I got myself really worked up on the drive over. I was ready for a fight. I had all of the phrases I was going to use all set in my mind, and I was practicing them with varying degrees of intensity. I had never met this woman and she had suggestions for me? Psh.

 

I’m normally a very calm, rational person. But when it comes to my kids, I’m a mama bear…A mama bear that just got out of hibernation…that just got out of hibernation and sees a predator looking at her cub…and even if it’s just a squirrel, I’m going to demolish it before we have a chance to find out if it’s dangerous. You do NOT eff around with my kids.

 

You see, after 23 years of parenting, I’m used to well-intentioned folk telling me how to do my job, without putting 1% of the effort or thought that I do into being a mom. Being a bi-racial and differently-abled family sort of makes us a walking target for everyone’s comments and suggestions – at the grocery store, at the car wash, at church. I got over that about 10 years ago and summarily reject most anyone’s offers of advice, often to my own detriment.

 

So I went into this meeting making all sorts of assumptions about this woman and what her “well-meaning advice” to me would be. I went in pre-determined to reject whatever she had to say. Nicely, of course. I’m not THAT big of a jerk.

 

But you see, I do need help. I’m at a standstill. It’s just that I want to be the one to think it through and come up with the solution.

 

So when the tiny little woman sitting across the table from me began to talk, I was horrified to find my heart melting into a million pieces.

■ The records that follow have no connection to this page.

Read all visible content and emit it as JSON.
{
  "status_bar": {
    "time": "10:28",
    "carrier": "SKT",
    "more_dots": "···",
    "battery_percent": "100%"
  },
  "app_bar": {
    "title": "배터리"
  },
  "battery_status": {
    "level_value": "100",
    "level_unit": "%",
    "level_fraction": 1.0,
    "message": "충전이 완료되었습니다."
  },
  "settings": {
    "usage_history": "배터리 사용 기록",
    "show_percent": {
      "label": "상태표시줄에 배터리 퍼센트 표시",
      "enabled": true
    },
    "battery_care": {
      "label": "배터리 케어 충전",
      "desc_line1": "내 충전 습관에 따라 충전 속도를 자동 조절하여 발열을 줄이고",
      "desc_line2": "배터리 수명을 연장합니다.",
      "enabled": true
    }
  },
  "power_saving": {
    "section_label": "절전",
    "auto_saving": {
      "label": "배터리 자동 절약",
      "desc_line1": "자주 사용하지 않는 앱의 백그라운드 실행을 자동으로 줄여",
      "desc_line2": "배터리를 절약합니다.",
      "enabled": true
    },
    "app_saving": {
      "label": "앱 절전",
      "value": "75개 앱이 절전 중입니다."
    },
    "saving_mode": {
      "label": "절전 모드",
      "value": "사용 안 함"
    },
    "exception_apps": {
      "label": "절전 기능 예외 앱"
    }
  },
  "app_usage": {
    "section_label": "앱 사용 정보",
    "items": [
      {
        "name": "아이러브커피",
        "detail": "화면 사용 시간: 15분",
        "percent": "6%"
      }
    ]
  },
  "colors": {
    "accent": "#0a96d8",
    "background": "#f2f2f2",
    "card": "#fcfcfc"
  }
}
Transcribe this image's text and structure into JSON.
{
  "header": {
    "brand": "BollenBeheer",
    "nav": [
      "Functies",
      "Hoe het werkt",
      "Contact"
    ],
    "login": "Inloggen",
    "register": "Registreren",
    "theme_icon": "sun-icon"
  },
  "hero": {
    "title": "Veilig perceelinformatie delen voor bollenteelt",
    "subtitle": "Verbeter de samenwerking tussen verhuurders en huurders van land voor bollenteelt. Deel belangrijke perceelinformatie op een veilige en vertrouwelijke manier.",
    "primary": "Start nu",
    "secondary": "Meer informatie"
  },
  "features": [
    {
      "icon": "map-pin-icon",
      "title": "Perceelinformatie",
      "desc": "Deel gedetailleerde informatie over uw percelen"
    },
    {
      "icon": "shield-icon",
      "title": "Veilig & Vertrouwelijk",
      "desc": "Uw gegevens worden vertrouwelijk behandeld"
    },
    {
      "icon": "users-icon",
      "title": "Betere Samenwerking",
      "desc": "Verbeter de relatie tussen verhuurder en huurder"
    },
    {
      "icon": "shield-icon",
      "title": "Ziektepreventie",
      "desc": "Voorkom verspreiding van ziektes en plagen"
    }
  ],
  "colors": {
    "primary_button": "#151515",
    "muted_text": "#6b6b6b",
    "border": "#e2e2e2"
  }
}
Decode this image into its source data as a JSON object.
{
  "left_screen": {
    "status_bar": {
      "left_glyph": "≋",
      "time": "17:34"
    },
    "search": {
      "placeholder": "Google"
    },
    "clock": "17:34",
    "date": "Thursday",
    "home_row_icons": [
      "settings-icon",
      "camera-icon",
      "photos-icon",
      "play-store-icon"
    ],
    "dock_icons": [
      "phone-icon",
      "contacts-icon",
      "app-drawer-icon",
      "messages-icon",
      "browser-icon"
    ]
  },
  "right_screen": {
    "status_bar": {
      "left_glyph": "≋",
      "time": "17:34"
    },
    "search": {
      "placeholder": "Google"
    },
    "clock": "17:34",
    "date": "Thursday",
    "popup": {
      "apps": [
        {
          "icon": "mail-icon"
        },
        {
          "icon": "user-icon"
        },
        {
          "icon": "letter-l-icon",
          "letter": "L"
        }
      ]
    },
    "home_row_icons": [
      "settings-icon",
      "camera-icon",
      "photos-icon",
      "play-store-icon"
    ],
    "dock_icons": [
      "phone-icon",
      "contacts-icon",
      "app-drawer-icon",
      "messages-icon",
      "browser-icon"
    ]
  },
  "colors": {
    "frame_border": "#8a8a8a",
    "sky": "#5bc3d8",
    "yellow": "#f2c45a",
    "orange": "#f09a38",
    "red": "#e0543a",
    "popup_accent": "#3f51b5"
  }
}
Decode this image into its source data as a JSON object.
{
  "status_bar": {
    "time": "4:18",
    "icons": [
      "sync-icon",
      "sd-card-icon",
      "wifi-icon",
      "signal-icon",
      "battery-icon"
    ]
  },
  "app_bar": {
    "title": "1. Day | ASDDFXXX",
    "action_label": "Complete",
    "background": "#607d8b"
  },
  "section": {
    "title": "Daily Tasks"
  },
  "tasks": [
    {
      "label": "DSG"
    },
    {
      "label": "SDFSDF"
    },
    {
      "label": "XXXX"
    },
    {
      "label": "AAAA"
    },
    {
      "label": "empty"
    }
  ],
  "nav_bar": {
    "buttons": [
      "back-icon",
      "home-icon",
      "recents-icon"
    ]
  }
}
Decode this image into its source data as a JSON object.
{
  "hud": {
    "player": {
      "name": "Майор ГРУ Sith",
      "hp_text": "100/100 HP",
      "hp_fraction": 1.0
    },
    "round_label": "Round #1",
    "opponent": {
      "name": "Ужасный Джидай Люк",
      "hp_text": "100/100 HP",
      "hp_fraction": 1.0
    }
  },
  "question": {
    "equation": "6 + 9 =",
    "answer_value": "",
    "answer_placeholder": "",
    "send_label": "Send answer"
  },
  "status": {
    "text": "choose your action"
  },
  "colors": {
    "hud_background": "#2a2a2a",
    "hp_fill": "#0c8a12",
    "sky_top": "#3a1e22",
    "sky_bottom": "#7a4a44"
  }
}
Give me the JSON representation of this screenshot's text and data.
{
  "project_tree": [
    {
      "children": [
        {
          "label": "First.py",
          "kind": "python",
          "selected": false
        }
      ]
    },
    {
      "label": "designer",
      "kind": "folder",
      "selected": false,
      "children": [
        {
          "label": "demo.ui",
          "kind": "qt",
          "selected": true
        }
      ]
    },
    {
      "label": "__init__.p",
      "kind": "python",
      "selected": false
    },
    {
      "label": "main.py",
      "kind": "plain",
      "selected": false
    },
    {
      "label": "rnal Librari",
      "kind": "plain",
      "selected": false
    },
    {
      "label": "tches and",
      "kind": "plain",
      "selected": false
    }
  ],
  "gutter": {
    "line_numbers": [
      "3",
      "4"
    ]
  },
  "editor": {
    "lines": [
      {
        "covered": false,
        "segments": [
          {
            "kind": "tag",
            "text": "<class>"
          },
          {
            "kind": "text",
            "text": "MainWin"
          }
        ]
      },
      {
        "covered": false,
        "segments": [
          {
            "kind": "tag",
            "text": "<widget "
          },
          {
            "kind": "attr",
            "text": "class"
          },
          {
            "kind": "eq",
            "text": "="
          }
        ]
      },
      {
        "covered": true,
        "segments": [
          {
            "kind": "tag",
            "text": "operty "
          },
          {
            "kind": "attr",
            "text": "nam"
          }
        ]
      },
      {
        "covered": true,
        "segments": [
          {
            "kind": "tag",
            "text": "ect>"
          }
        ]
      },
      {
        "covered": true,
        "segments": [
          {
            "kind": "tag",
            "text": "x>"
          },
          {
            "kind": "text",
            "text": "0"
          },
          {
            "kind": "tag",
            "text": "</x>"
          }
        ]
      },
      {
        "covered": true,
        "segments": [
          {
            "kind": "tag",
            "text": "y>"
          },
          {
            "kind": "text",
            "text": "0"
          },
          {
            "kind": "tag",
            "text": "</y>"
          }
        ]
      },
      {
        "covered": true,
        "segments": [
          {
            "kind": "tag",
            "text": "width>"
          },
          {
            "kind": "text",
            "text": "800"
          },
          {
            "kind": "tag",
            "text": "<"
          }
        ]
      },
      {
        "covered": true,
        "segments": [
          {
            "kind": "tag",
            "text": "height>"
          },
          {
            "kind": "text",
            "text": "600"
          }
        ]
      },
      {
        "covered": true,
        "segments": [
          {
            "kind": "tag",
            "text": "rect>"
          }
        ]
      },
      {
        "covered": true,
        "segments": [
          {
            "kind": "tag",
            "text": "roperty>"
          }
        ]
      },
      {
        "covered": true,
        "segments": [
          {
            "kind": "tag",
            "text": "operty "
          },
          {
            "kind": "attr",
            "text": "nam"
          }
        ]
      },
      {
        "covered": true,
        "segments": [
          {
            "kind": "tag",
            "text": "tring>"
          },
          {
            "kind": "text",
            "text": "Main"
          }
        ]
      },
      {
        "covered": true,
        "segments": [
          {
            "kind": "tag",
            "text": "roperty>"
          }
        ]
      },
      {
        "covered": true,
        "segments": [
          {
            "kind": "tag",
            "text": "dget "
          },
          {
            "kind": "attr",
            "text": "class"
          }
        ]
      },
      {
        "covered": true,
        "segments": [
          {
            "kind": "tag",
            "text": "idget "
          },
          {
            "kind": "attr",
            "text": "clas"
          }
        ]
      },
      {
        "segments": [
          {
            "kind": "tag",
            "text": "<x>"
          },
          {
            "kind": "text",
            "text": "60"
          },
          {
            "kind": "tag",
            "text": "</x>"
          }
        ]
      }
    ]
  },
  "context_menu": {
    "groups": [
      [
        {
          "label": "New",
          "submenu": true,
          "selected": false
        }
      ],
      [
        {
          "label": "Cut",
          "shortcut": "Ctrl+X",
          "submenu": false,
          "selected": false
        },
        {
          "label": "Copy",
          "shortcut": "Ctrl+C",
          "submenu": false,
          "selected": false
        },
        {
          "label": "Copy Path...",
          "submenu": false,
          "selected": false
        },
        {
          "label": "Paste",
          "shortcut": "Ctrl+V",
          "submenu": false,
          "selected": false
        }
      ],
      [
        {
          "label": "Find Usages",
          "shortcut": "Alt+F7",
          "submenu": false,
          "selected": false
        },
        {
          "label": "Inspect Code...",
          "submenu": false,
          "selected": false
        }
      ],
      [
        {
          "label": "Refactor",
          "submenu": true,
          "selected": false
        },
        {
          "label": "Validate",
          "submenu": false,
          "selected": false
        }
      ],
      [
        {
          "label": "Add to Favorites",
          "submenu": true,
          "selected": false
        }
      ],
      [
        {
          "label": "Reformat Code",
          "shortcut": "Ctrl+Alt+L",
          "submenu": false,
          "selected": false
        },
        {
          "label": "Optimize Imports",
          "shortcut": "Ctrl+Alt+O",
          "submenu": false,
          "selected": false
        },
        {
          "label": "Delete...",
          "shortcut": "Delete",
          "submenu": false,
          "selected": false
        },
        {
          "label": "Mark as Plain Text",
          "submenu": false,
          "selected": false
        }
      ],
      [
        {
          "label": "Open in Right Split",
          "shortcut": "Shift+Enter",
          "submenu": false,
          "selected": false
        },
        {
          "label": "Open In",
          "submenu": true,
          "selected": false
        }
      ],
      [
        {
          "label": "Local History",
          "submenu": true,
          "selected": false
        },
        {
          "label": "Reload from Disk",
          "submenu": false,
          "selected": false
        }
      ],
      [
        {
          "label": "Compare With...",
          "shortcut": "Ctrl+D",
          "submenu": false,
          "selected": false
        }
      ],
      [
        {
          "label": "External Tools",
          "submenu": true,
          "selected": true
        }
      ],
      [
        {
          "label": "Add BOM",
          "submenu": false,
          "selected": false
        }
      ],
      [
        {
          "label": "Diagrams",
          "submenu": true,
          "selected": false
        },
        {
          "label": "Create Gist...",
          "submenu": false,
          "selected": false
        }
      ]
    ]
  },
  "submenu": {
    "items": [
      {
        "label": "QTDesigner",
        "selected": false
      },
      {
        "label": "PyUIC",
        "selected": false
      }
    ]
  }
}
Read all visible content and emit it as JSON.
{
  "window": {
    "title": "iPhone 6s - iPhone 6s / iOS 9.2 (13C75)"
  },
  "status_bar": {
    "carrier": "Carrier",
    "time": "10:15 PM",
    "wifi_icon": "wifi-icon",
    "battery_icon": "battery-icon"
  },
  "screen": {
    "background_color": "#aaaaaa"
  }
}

She was disarming me weapon by weapon, and I was helpless against her onslaught of kindness and generosity.

 

Sitting here hours later, I am still in tears at her ideas and offers, spoken in broken English as she often had to look to the sky to find the word she was looking for. She just wants to help, because she was helped by someone long ago. She’s in her 70s; she doesn’t need anything from me. She just wants to be of service.

 

I did a reverse-werewolf : I transformed from a growling, suspicious monster to a complete puddle at her feet. That big raging fire of pride and independence in my chest was extinguished by a big old bucket of graciousness and good will.

 

Sometimes, mercy finds us when we least expect it and least desire it. It so fully washes over all of our arguments that we become powerless; we just have to accept it. Sometimes, despite our best efforts at independence, mercy shows us that it is okay to depend. It’s okay to trust in people, in friends, in family. It’s okay to accept support, even if it comes in an unexpected form. Sometimes it’s okay to just sit down, take off our weapons and admit we need help.